Back to Seaweedfs

SeaweedFS Production Setup

note/slides/seaweedfs-production-setup.md

4.233.3 KB
Original Source

SeaweedFS Production Setup

A walkthrough of the recommended deployment topology

  • Storage layer
  • File access layer
  • Backend operations
  • Erasure coding for durability


Storage Layer

3 Masters + Volume Servers

  • Masters (run 3)

    • Form a Raft quorum; tolerate 1 failure
    • Track volume locations and cluster topology
    • Lightweight; not on the data path for reads/writes after lookup
  • Volume Servers (scale out)

    • Hold the actual needle data on local disks
    • Add more servers for capacity and throughput
    • Heartbeat to masters; clients talk to them directly for I/O

Rule of thumb: start with 3 masters, then grow volume servers with data.


File Access Layer

Filer + DB for metadata

  • Filer serves POSIX-like directory and file metadata
  • Metadata store options: PostgreSQL, MySQL, Redis, Cassandra, TiKV, etc.
  • Run 3 filers for HA
  • Filers are stateless relative to each other — state lives in the DB

S3 Servers

  • Expose the S3 API on top of the filer
  • Scale the count based on throughput requirements
  • Can be co-located with filers or run independently

Backend Operations

1 Admin Server + a few Workers

  • Admin server (1 is enough)

    • Coordinates background jobs: balancing, EC encoding, vacuum, replication fixes
    • Not on the data path — a restart does not affect object store reads/writes
    • No HA required for normal operation
  • Workers (a few)

    • Execute long-running tasks issued by the admin server
    • Horizontally scalable based on maintenance workload

Keeps housekeeping off the hot path.


Production Topology Summary

ComponentCountRole
Master3Raft quorum, topology, volume map
Volume ServerN (scale out)Stores data needles
Filer3Metadata gateway
Metadata DBHA clusterPersists filer metadata
S3 ServerN (by throughput)S3 API frontend
Admin1Background job coordinator
WorkerA fewExecutes admin-scheduled tasks

Erasure Coding for Durability

Prefer many volume servers so EC shards spread across failure domains.

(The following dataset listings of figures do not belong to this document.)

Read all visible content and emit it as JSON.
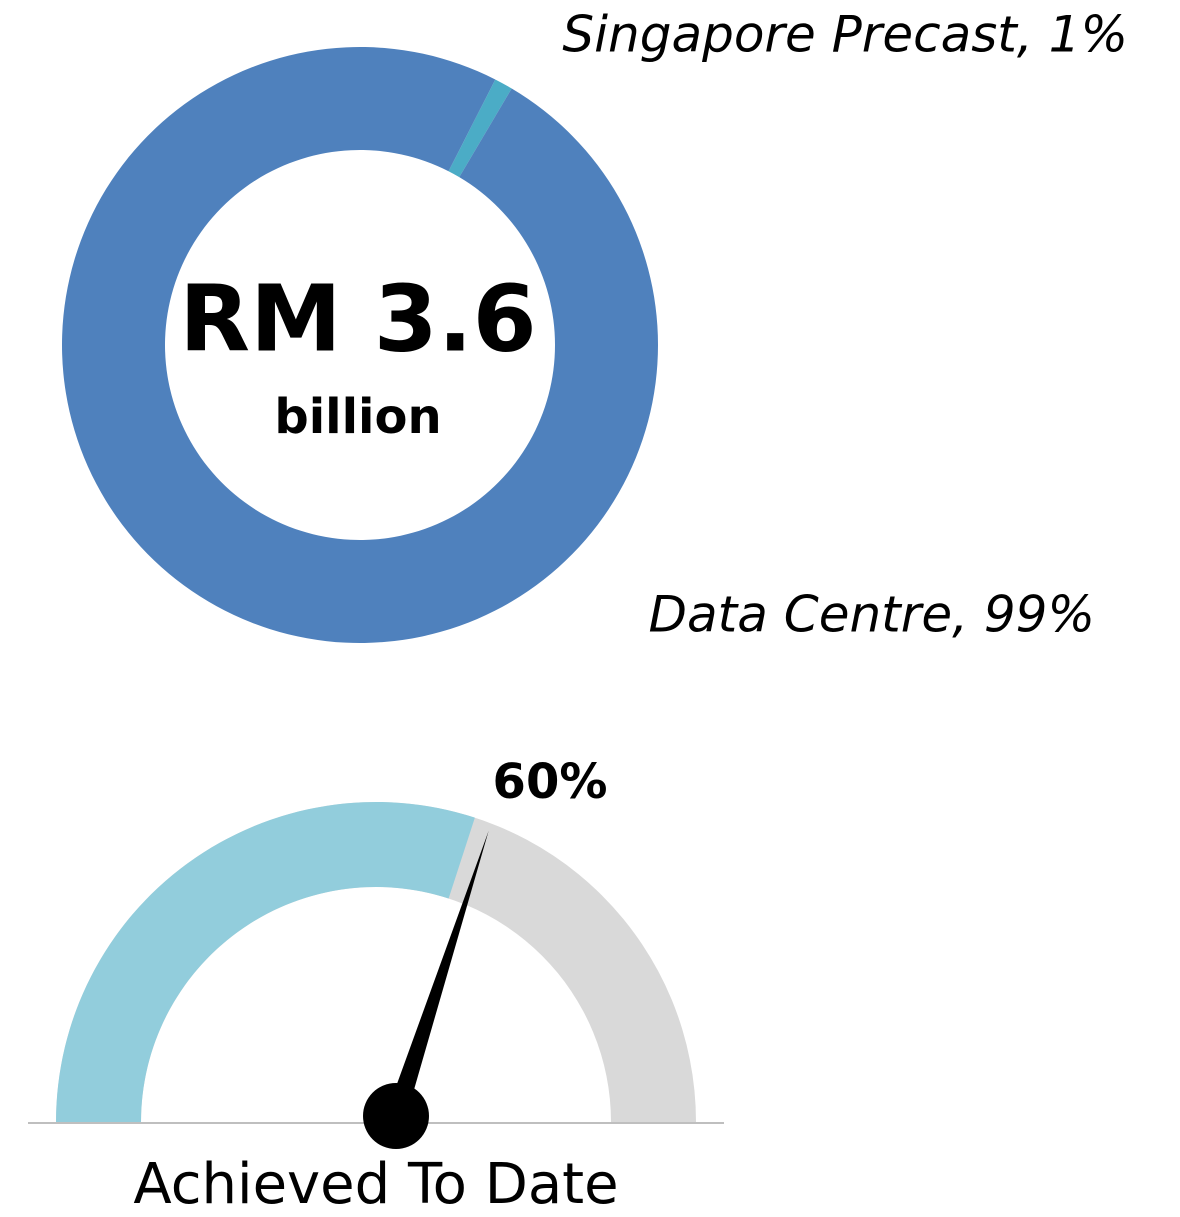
{
  "chart_data": [
    {
      "type": "donut",
      "categories": [
        "Singapore Precast",
        "Data Centre"
      ],
      "labels": [
        "Singapore Precast, 1%",
        "Data Centre, 99%"
      ],
      "values": [
        1,
        99
      ],
      "colors": [
        "#4bacc6",
        "#4f81bd"
      ],
      "center_title": "RM 3.6",
      "center_subtitle": "billion"
    },
    {
      "type": "gauge",
      "value": 60,
      "value_label": "60%",
      "label": "Achieved To Date",
      "range": [
        0,
        100
      ],
      "fill_color": "#92cddc",
      "track_color": "#d9d9d9",
      "needle_color": "#000000"
    }
  ]
}
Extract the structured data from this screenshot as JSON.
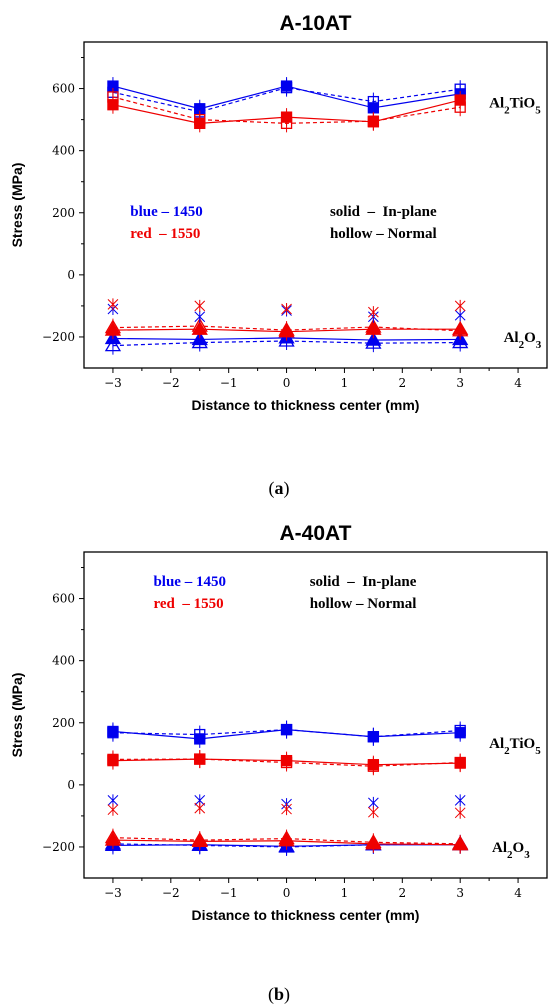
{
  "chart_data": [
    {
      "type": "line",
      "panel_label": "(a)",
      "title": "A-10AT",
      "xlabel": "Distance to thickness center (mm)",
      "ylabel": "Stress (MPa)",
      "xlim": [
        -3.5,
        4.5
      ],
      "ylim": [
        -300,
        750
      ],
      "xticks": [
        -3,
        -2,
        -1,
        0,
        1,
        2,
        3,
        4
      ],
      "yticks": [
        -200,
        0,
        200,
        400,
        600
      ],
      "legend_text": {
        "blue": "blue – 1450",
        "red": "red  – 1550",
        "solid": "solid  –  In-plane",
        "hollow": "hollow – Normal"
      },
      "component_labels": [
        "Al2TiO5",
        "Al2O3"
      ],
      "x": [
        -3,
        -1.5,
        0,
        1.5,
        3
      ],
      "series": [
        {
          "phase": "Al2TiO5",
          "color": "blue",
          "fill": "solid",
          "marker": "square",
          "values": [
            608,
            535,
            608,
            538,
            583
          ]
        },
        {
          "phase": "Al2TiO5",
          "color": "blue",
          "fill": "hollow",
          "marker": "square",
          "values": [
            588,
            525,
            603,
            558,
            598
          ]
        },
        {
          "phase": "Al2TiO5",
          "color": "red",
          "fill": "solid",
          "marker": "square",
          "values": [
            548,
            488,
            508,
            493,
            563
          ]
        },
        {
          "phase": "Al2TiO5",
          "color": "red",
          "fill": "hollow",
          "marker": "square",
          "values": [
            573,
            500,
            488,
            495,
            540
          ]
        },
        {
          "phase": "Al2O3",
          "color": "blue",
          "fill": "solid",
          "marker": "triangle",
          "values": [
            -205,
            -208,
            -203,
            -210,
            -208
          ]
        },
        {
          "phase": "Al2O3",
          "color": "blue",
          "fill": "hollow",
          "marker": "triangle",
          "values": [
            -228,
            -218,
            -213,
            -220,
            -218
          ]
        },
        {
          "phase": "Al2O3",
          "color": "red",
          "fill": "solid",
          "marker": "triangle",
          "values": [
            -178,
            -175,
            -183,
            -175,
            -175
          ]
        },
        {
          "phase": "Al2O3",
          "color": "red",
          "fill": "hollow",
          "marker": "triangle",
          "values": [
            -170,
            -165,
            -178,
            -168,
            -180
          ]
        },
        {
          "phase": "Al2O3",
          "color": "blue",
          "fill": "none",
          "marker": "star",
          "values": [
            -110,
            -135,
            -115,
            -135,
            -130
          ]
        },
        {
          "phase": "Al2O3",
          "color": "red",
          "fill": "none",
          "marker": "star",
          "values": [
            -95,
            -100,
            -110,
            -120,
            -100
          ]
        }
      ]
    },
    {
      "type": "line",
      "panel_label": "(b)",
      "title": "A-40AT",
      "xlabel": "Distance to thickness center (mm)",
      "ylabel": "Stress (MPa)",
      "xlim": [
        -3.5,
        4.5
      ],
      "ylim": [
        -300,
        750
      ],
      "xticks": [
        -3,
        -2,
        -1,
        0,
        1,
        2,
        3,
        4
      ],
      "yticks": [
        -200,
        0,
        200,
        400,
        600
      ],
      "legend_text": {
        "blue": "blue – 1450",
        "red": "red  – 1550",
        "solid": "solid  –  In-plane",
        "hollow": "hollow – Normal"
      },
      "component_labels": [
        "Al2TiO5",
        "Al2O3"
      ],
      "x": [
        -3,
        -1.5,
        0,
        1.5,
        3
      ],
      "series": [
        {
          "phase": "Al2TiO5",
          "color": "blue",
          "fill": "solid",
          "marker": "square",
          "values": [
            172,
            148,
            178,
            155,
            168
          ]
        },
        {
          "phase": "Al2TiO5",
          "color": "blue",
          "fill": "hollow",
          "marker": "square",
          "values": [
            168,
            162,
            178,
            155,
            175
          ]
        },
        {
          "phase": "Al2TiO5",
          "color": "red",
          "fill": "solid",
          "marker": "square",
          "values": [
            78,
            83,
            78,
            65,
            70
          ]
        },
        {
          "phase": "Al2TiO5",
          "color": "red",
          "fill": "hollow",
          "marker": "square",
          "values": [
            82,
            83,
            72,
            60,
            72
          ]
        },
        {
          "phase": "Al2O3",
          "color": "blue",
          "fill": "solid",
          "marker": "triangle",
          "values": [
            -195,
            -193,
            -198,
            -193,
            -193
          ]
        },
        {
          "phase": "Al2O3",
          "color": "blue",
          "fill": "hollow",
          "marker": "triangle",
          "values": [
            -190,
            -195,
            -200,
            -193,
            -190
          ]
        },
        {
          "phase": "Al2O3",
          "color": "red",
          "fill": "solid",
          "marker": "triangle",
          "values": [
            -178,
            -182,
            -180,
            -190,
            -193
          ]
        },
        {
          "phase": "Al2O3",
          "color": "red",
          "fill": "hollow",
          "marker": "triangle",
          "values": [
            -170,
            -178,
            -173,
            -185,
            -190
          ]
        },
        {
          "phase": "Al2O3",
          "color": "blue",
          "fill": "none",
          "marker": "star",
          "values": [
            -50,
            -50,
            -62,
            -58,
            -50
          ]
        },
        {
          "phase": "Al2O3",
          "color": "red",
          "fill": "none",
          "marker": "star",
          "values": [
            -80,
            -75,
            -78,
            -88,
            -90
          ]
        }
      ]
    }
  ],
  "colors": {
    "blue": "#0000ee",
    "red": "#ee0000"
  }
}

Example: 8 volume servers, EC 5+3

  • Each volume becomes 5 data shards + 3 parity shards
  • Shards are placed on 8 distinct volume servers
  • Tolerates up to 3 simultaneous volume server failures
  • Storage overhead: 1.6x vs 3x for full replication
Volume -> [D1][D2][D3][D4][D5] + [P1][P2][P3]
           |   |   |   |   |     |   |   |
          VS1 VS2 VS3 VS4 VS5  VS6 VS7 VS8

More volume servers = more EC layouts available (e.g. 10+4, 6+3).


Getting Started Checklist

  1. Provision 3 master nodes (small boxes are fine)
  2. Provision volume servers sized to your data footprint
  3. Stand up an HA metadata DB, then 3 filers pointing at it
  4. Add S3 servers sized to required throughput
  5. Run 1 admin + a few workers for background maintenance
  6. Once you have enough volume servers, enable EC (e.g. 5+3 on 8 servers)

Scale each layer independently as usage grows.